Like playing with image/video gen. Used to do it with ComfyUI. Amazing tool that’s reasonable easy to use. Was digging in ways to run Flux faster than ComfyUI on my Mac M1 8GB. 8GB isn’t a lot, but it’s doable, so trying to save as much memory as possible and a whole backend + advance ComfyUI frontend didn’t help increase the available RAM for the diffusion process. This is my code:
It works and generates images at 100s/it (instead of 300-400s/it on ComfyUI), but I would like to speed it up a bit, by using quantized T5 xxl, just as I did in ComfyUI (and would like to be able to use the same files as ComfyUI, like I have done with the UNET).
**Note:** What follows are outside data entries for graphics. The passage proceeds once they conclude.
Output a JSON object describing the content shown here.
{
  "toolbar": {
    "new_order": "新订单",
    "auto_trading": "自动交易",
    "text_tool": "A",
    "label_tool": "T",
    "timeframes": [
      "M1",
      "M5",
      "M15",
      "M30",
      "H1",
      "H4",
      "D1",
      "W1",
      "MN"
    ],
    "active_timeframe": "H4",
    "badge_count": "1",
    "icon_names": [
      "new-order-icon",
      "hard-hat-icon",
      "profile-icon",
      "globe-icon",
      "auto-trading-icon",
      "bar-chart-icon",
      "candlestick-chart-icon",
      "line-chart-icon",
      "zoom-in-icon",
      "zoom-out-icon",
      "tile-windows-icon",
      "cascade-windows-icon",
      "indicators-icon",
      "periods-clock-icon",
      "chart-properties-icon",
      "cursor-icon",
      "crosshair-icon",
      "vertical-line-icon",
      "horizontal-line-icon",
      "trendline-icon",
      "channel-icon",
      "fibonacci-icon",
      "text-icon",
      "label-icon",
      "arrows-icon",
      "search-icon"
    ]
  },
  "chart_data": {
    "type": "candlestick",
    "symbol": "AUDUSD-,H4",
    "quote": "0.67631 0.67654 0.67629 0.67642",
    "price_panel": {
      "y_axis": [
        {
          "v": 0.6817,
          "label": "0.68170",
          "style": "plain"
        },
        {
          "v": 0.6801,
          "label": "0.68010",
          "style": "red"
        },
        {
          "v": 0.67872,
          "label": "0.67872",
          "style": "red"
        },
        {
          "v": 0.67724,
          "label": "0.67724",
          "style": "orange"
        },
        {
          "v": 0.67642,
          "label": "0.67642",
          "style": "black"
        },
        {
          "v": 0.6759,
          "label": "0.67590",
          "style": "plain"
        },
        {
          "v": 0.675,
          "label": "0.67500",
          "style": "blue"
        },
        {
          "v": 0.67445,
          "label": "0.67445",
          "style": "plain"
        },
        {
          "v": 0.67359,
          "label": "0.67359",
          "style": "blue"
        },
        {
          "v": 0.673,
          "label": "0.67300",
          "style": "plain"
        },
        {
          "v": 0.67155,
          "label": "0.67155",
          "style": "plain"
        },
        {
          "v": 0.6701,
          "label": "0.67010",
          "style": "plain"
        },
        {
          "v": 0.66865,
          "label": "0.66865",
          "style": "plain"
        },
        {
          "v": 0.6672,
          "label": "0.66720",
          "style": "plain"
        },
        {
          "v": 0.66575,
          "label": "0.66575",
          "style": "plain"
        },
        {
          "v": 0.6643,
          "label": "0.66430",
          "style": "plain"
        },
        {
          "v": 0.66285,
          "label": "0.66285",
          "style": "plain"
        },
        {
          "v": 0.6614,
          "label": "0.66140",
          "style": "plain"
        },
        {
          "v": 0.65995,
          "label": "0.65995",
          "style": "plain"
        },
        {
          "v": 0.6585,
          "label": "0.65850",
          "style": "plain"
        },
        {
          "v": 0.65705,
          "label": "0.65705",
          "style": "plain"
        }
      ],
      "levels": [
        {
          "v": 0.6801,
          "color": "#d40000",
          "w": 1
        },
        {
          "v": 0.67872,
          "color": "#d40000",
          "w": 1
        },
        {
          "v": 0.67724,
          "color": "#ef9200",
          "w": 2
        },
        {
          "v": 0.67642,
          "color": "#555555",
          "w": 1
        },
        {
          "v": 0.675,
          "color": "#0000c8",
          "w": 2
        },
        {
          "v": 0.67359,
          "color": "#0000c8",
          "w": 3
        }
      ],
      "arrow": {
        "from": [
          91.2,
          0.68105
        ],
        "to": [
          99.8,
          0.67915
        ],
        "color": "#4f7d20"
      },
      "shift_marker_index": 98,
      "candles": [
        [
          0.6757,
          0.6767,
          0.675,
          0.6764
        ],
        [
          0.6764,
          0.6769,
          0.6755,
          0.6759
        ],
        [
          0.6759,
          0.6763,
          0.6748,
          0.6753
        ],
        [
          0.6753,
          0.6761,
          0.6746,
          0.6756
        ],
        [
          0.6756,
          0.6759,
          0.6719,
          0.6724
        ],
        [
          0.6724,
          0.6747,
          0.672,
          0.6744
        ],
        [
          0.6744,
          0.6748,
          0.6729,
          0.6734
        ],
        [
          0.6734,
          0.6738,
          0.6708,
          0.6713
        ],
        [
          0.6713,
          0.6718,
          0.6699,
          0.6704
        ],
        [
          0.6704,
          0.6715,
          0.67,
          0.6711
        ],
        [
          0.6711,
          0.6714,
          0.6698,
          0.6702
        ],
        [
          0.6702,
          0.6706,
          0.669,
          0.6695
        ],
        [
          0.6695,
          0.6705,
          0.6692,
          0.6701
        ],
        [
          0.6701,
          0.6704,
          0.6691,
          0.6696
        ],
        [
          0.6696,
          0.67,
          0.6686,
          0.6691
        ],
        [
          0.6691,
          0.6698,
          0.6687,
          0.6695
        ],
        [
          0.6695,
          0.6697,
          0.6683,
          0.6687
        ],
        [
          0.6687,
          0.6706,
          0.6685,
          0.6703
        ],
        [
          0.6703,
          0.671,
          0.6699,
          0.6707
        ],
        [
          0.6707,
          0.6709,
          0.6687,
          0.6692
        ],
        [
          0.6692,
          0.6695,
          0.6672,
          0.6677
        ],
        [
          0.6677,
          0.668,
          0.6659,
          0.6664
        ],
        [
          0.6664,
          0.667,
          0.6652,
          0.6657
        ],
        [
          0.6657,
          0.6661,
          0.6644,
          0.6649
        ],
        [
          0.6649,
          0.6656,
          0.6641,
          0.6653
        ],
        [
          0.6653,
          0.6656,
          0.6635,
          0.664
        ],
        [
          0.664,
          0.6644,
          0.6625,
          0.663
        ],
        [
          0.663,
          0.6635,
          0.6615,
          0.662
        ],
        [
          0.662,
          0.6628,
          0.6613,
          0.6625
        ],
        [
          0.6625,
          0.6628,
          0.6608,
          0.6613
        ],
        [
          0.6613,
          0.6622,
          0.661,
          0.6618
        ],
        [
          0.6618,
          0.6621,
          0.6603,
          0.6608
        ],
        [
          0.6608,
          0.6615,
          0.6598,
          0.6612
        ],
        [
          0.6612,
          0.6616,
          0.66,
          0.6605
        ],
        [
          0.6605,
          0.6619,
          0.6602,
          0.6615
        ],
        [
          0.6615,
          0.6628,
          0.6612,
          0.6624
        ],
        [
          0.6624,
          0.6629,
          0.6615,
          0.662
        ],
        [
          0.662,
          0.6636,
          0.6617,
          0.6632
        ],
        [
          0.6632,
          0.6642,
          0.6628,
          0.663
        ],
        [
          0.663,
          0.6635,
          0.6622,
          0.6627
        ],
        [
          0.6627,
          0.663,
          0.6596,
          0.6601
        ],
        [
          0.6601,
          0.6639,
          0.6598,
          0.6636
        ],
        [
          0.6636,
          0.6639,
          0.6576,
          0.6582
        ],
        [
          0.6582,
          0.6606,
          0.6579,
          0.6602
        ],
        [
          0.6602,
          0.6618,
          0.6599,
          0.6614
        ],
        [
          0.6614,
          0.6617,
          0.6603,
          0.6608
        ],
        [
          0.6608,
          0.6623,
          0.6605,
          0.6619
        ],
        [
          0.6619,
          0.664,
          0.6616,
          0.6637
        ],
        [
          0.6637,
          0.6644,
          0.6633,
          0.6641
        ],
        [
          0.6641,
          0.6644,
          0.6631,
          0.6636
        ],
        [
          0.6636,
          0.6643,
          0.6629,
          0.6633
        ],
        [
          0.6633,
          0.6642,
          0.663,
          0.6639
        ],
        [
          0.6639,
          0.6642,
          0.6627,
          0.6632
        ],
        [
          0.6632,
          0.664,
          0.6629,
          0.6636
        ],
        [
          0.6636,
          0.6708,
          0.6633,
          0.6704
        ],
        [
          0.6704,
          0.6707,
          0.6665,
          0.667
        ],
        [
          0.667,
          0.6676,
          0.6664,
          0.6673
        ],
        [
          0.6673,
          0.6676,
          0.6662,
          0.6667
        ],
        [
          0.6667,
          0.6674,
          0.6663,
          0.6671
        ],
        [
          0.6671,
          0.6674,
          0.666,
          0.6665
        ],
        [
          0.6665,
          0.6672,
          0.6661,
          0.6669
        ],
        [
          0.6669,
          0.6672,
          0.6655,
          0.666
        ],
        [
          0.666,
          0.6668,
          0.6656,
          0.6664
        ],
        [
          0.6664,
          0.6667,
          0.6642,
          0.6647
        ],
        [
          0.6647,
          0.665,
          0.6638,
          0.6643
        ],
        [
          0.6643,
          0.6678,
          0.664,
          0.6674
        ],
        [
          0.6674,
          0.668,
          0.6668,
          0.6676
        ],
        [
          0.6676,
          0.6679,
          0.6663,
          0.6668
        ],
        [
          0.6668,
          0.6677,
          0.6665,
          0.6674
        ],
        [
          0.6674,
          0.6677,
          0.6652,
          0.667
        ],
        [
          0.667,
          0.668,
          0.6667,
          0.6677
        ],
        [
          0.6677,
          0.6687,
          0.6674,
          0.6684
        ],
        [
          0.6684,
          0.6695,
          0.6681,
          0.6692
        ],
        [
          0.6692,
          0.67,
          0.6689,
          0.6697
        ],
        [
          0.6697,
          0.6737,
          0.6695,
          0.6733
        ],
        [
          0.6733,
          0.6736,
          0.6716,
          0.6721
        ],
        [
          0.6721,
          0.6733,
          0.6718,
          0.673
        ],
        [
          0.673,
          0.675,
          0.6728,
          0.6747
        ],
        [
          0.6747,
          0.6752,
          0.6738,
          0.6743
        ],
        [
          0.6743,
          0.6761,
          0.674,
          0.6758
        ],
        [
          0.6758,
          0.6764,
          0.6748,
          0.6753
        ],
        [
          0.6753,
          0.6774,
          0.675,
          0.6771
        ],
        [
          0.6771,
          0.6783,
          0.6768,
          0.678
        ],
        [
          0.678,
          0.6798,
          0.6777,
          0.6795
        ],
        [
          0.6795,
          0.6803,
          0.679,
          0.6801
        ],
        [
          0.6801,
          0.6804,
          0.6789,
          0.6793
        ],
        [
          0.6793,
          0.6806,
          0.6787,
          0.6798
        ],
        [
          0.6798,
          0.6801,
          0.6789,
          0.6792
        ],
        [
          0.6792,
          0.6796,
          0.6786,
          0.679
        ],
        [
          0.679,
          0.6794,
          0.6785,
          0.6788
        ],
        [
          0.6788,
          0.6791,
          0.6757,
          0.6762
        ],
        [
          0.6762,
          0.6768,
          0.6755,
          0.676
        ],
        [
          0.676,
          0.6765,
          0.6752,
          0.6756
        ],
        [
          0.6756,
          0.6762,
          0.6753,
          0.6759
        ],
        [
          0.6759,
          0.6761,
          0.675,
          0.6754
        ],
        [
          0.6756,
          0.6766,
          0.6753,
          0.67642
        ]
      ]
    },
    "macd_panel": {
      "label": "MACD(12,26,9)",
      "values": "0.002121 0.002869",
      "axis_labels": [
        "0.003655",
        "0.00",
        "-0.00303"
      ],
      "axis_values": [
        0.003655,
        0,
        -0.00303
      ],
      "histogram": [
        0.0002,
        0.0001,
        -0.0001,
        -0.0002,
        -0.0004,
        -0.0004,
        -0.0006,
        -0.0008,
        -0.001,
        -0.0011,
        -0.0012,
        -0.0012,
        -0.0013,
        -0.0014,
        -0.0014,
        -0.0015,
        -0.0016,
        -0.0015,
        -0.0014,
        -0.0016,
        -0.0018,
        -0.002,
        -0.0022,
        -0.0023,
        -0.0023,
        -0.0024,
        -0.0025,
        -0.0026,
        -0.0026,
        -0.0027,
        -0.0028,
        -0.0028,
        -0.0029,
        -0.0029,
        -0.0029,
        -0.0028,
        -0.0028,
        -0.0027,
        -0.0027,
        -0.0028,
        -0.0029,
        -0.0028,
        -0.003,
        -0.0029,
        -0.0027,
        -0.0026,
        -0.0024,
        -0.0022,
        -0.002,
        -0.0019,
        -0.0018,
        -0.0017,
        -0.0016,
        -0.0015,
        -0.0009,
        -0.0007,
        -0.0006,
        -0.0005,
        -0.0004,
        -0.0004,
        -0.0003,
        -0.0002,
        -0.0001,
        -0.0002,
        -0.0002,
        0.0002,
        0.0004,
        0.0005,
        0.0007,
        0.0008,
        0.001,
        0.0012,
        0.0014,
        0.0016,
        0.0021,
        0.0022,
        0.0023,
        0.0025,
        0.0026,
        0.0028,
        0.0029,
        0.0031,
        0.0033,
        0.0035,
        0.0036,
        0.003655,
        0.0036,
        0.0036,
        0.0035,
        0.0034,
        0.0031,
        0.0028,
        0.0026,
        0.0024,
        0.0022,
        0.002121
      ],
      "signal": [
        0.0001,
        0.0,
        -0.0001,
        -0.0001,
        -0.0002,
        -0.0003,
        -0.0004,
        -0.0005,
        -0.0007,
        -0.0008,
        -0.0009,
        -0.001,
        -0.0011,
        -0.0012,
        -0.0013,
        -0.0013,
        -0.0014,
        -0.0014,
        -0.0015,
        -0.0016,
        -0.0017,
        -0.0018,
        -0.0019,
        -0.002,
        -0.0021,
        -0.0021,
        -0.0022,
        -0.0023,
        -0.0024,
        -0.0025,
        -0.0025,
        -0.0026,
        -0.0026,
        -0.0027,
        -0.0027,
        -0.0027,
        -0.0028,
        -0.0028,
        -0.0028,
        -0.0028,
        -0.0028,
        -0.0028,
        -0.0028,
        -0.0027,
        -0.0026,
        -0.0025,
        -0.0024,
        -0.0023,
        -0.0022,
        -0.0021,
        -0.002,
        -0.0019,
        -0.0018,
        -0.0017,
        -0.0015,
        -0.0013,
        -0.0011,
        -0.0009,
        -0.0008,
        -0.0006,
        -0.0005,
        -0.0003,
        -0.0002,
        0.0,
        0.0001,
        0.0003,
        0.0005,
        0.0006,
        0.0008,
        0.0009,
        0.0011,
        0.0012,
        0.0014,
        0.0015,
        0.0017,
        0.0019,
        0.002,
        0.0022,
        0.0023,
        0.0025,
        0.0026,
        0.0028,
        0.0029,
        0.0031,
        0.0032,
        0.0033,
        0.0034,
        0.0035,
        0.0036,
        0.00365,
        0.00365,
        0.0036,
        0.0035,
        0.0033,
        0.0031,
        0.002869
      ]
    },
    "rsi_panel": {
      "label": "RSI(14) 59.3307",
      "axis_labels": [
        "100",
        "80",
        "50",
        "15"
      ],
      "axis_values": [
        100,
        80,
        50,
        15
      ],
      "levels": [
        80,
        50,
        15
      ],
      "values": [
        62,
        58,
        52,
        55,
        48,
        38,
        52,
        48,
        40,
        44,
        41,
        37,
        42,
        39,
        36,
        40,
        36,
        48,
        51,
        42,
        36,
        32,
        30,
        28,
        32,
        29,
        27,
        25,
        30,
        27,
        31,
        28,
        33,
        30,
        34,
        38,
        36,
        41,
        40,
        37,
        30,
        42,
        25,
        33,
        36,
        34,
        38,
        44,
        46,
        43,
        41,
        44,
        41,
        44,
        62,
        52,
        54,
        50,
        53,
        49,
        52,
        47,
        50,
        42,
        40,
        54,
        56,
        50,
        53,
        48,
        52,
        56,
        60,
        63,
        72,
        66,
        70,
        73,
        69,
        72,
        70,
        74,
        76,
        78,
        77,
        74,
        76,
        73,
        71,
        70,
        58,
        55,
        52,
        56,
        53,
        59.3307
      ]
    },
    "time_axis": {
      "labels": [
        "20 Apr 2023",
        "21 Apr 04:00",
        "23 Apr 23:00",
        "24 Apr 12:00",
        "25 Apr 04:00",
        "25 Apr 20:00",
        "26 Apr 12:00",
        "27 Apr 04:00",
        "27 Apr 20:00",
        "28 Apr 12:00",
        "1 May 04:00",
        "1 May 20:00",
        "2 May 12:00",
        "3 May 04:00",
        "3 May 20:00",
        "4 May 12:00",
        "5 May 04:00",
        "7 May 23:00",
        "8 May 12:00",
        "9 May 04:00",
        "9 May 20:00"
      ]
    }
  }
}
Since T5EncoderModel is part of Transformers rather than Diffusers, it should be fine to load and use it as a Transformers model, but there may still be some bugs in the GGUF part.
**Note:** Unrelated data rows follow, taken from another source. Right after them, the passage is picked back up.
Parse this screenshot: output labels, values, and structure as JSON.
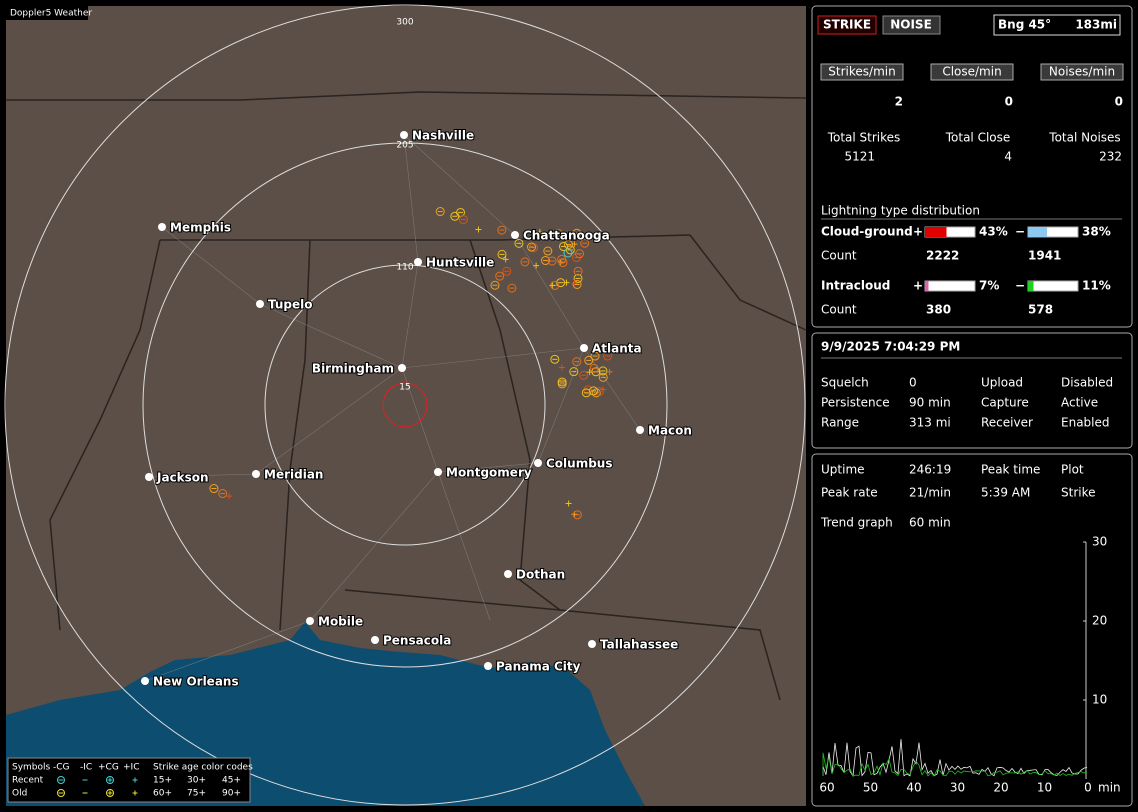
{
  "app": "Doppler5 Weather",
  "map": {
    "ring_labels": [
      "300",
      "205",
      "110",
      "15"
    ],
    "cities": [
      "Nashville",
      "Memphis",
      "Chattanooga",
      "Huntsville",
      "Tupelo",
      "Birmingham",
      "Atlanta",
      "Macon",
      "Jackson",
      "Meridian",
      "Montgomery",
      "Columbus",
      "Dothan",
      "Mobile",
      "Pensacola",
      "Panama City",
      "Tallahassee",
      "New Orleans"
    ]
  },
  "legend": {
    "symbols": "Symbols",
    "types": [
      "-CG",
      "-IC",
      "+CG",
      "+IC"
    ],
    "age_title": "Strike age color codes",
    "recent": "Recent",
    "old": "Old",
    "recent_ages": [
      "15+",
      "30+",
      "45+"
    ],
    "old_ages": [
      "60+",
      "75+",
      "90+"
    ]
  },
  "status": {
    "buttons": [
      "STRIKE",
      "NOISE"
    ],
    "bearing": "Bng 45°",
    "distance": "183mi"
  },
  "rates": [
    {
      "label": "Strikes/min",
      "value": 2
    },
    {
      "label": "Close/min",
      "value": 0
    },
    {
      "label": "Noises/min",
      "value": 0
    }
  ],
  "totals": [
    {
      "label": "Total Strikes",
      "value": 5121
    },
    {
      "label": "Total Close",
      "value": 4
    },
    {
      "label": "Total Noises",
      "value": 232
    }
  ],
  "distribution": {
    "title": "Lightning type distribution",
    "rows": [
      {
        "name": "Cloud-ground",
        "pos_sign": "+",
        "pos_pct": 43,
        "pos_pct_label": "43%",
        "neg_sign": "−",
        "neg_pct": 38,
        "neg_pct_label": "38%",
        "count_label": "Count",
        "pos_count": 2222,
        "neg_count": 1941,
        "pos_color": "#e00000",
        "neg_color": "#8cc8f0"
      },
      {
        "name": "Intracloud",
        "pos_sign": "+",
        "pos_pct": 7,
        "pos_pct_label": "7%",
        "neg_sign": "−",
        "neg_pct": 11,
        "neg_pct_label": "11%",
        "count_label": "Count",
        "pos_count": 380,
        "neg_count": 578,
        "pos_color": "#e060b0",
        "neg_color": "#20d020"
      }
    ]
  },
  "clock": "9/9/2025 7:04:29 PM",
  "settings": [
    {
      "label": "Squelch",
      "value": "0"
    },
    {
      "label": "Upload",
      "value": "Disabled",
      "color": "#bbbbbb"
    },
    {
      "label": "Persistence",
      "value": "90 min"
    },
    {
      "label": "Capture",
      "value": "Active",
      "color": "#20e020"
    },
    {
      "label": "Range",
      "value": "313 mi"
    },
    {
      "label": "Receiver",
      "value": "Enabled",
      "color": "#20e020"
    }
  ],
  "stats": [
    {
      "label": "Uptime",
      "value": "246:19"
    },
    {
      "label": "Peak time",
      "value": "Plot"
    },
    {
      "label": "Peak rate",
      "value": "21/min"
    },
    {
      "label": "5:39 AM",
      "value": "Strike"
    },
    {
      "label": "Trend graph",
      "value": "60 min"
    }
  ],
  "trend": {
    "ylim": [
      0,
      30
    ],
    "yticks": [
      10,
      20,
      30
    ],
    "xlim": [
      60,
      0
    ],
    "xticks": [
      60,
      50,
      40,
      30,
      20,
      10,
      0
    ],
    "unit": "min"
  }
}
If you don’t try to use the same file, you could load a different file using a different quantization method…
One possibility would be to first dequantize it and then quantize it on the fly in a different format?
How about torchao or bitsandbytes or optimum-quanto ?
3
Diffusers+Transoformers, ComfyUI, and A1111 WebUI are all completely different programs. Although their purposes and results are largely the same, their implementations are different. Compatibility is provided for convenience, but it is better to convert them in advance to avoid problems.
Hello
Thanks for reply again.
I tried the GGUF text_encoder thing, but really it didn’t save that much time. It had to de-quantize it to quantize it again (it did it automatically). So the time saved on the lower size (thus less swapping in the disk), was lost to the pre-work.
Hmm… Although it may defeat the purpose of using the same file, TorchAO or Quanto are recommended for speed optimization. If using the same file, apply these or bitsandbytes’ NF4 on the fly. GGUF is convenient, but offers little speed advantage other than loading.